Os baianos Danilo Couto, Márcio Freire e Yuri Soledade foram os primeiros a encarar os paredões de água de Jaws, no Havaí, sem o auxílio de jet-ski

Pense em descer um penhasco enquanto carrega uma enorme prancha de mais de 10 pés de comprimento (cerca de três metros), atravessar inúmeras pedras escorregadias no momento certo para não ser arrastado por ondas que ali quebram.

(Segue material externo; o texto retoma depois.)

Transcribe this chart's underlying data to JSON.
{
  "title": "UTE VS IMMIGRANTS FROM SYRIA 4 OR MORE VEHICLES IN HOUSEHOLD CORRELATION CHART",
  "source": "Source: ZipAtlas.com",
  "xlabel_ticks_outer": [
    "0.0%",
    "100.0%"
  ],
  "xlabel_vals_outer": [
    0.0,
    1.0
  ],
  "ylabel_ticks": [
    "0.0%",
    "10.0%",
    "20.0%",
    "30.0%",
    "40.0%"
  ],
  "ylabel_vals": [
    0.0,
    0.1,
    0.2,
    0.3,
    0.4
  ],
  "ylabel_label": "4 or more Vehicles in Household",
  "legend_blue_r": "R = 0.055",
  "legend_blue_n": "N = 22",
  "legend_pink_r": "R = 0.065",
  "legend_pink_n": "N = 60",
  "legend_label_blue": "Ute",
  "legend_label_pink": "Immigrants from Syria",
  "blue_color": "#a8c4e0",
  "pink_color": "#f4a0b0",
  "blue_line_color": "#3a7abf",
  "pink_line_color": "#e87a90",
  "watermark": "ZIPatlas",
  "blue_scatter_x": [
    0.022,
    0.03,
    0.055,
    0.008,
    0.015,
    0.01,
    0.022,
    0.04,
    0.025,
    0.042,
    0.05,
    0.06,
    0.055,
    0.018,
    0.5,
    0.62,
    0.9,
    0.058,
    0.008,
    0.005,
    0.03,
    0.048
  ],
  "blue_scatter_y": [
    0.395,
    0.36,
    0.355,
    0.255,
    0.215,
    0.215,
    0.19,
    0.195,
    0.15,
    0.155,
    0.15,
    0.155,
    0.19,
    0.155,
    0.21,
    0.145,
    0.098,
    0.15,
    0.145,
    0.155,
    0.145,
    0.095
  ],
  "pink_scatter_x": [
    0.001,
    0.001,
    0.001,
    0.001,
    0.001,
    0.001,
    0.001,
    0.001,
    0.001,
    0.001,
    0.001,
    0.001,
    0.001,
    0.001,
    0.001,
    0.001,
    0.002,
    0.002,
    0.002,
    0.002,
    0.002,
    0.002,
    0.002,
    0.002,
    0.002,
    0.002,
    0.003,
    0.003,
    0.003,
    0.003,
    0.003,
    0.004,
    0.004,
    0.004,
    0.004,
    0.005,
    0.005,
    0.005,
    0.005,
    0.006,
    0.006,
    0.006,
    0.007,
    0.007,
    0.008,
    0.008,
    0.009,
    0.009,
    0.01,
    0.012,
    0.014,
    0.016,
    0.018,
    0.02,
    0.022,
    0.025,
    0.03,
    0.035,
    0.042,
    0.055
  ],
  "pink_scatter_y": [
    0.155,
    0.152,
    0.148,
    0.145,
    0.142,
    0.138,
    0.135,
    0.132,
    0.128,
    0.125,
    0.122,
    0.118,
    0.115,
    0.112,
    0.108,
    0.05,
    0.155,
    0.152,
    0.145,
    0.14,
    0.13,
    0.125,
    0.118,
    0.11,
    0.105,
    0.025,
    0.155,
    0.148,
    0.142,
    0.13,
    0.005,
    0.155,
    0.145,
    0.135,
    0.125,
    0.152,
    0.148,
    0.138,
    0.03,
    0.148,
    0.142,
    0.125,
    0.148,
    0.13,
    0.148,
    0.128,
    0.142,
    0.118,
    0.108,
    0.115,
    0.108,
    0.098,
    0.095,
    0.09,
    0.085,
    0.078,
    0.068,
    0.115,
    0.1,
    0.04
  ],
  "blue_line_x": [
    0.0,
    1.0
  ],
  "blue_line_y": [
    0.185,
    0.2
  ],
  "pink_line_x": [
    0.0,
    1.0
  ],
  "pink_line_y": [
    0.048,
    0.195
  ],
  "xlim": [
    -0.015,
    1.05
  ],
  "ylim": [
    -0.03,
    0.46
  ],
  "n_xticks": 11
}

Depois de entrar no mar, tente remar até cruzar a arrebentação e, então, se jogar em uma onda com 20 metros de altura e força suficiente para destruir todos os ossos do corpo. O que parece um pesadelo para 99% das pessoas era o grande sonho dos baianos Danilo Couto, Marcio Freire e Yuri Soledade. Pela coragem e ousadia, o trio foi apelidado de Mad Dogs (cachorros loucos, em tradução do inglês). “É uma gíria local do Havaí, que representa as pessoas que fazem algo inesperado. Não é exatamente loucura, seria mais um tipo de pioneirismo”, defende-se Danilo. Mad Dogs também é o nome do documentário que conta a história desses três brasileiros. O filme estreia no sábado 17, às 23 horas, no Canal OFF. A partir da próxima semana, uma série de 10 episódios também será exibida no canal, toda sexta-feira, às 22 horas, esmiuçando os detalhes da conquista.

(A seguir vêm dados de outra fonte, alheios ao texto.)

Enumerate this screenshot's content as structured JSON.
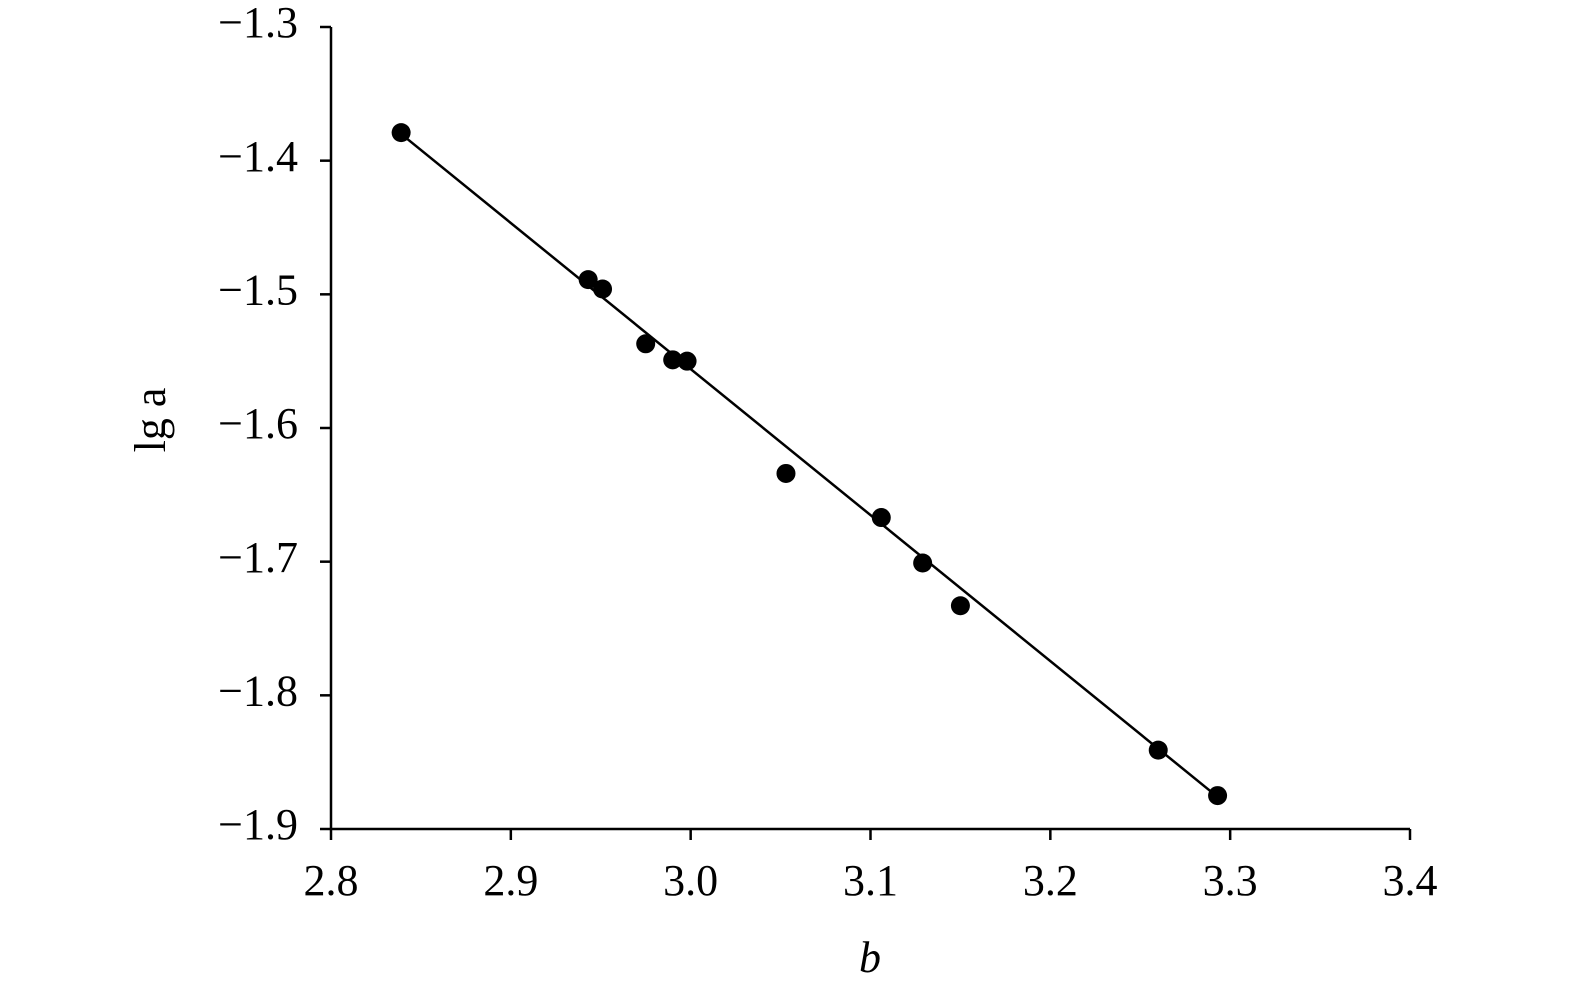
{
  "chart_data": {
    "type": "scatter",
    "x_label": "b",
    "y_label": "lg a",
    "xlim": [
      2.8,
      3.4
    ],
    "ylim": [
      -1.9,
      -1.3
    ],
    "xticks": [
      2.8,
      2.9,
      {
        "value": 3.0,
        "label": "3.0"
      },
      3.1,
      3.2,
      3.3,
      3.4
    ],
    "yticks": [
      {
        "value": -1.3,
        "label": "−1.3"
      },
      {
        "value": -1.4,
        "label": "−1.4"
      },
      {
        "value": -1.5,
        "label": "−1.5"
      },
      {
        "value": -1.6,
        "label": "−1.6"
      },
      {
        "value": -1.7,
        "label": "−1.7"
      },
      {
        "value": -1.8,
        "label": "−1.8"
      },
      {
        "value": -1.9,
        "label": "−1.9"
      }
    ],
    "series": [
      {
        "color": "#000000",
        "x": [
          2.839,
          2.943,
          2.951,
          2.975,
          2.99,
          2.998,
          3.053,
          3.106,
          3.129,
          3.15,
          3.26,
          3.293
        ],
        "values": [
          -1.379,
          -1.489,
          -1.496,
          -1.537,
          -1.549,
          -1.55,
          -1.634,
          -1.667,
          -1.701,
          -1.733,
          -1.841,
          -1.875
        ]
      }
    ],
    "fit_line": {
      "color": "#000000",
      "x": [
        2.839,
        3.293
      ],
      "values": [
        -1.38,
        -1.876
      ]
    }
  }
}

Danilo, Marcio e Yuri passaram mais de uma década em busca desse sonho, com a missão de provar ao mundo que era possível, sim, surfar sem o auxílio de um jet-ski as ondas gigantes que ocorrem num local conhecido como Jaws, na ilha de Maui, no Havaí, consideradas as maiores e mais violentas do mundo. E isso em uma época em que o tow-in (modalidade em que o surfista é rebocado por motos náuticas para pegar a onda) estava no auge. “Nós estávamos loucos para surfar lá, mas não tínhamos condições financeiras de comprar um jet-ski. Foi assim que surgiu a ideia de ir na remada”, conta Yuri, o primeiro dos três a encarar as ondas de Jaws (cujo apelido surgiu em alusão ao nome em inglês do filme Tubarão, da década de 70).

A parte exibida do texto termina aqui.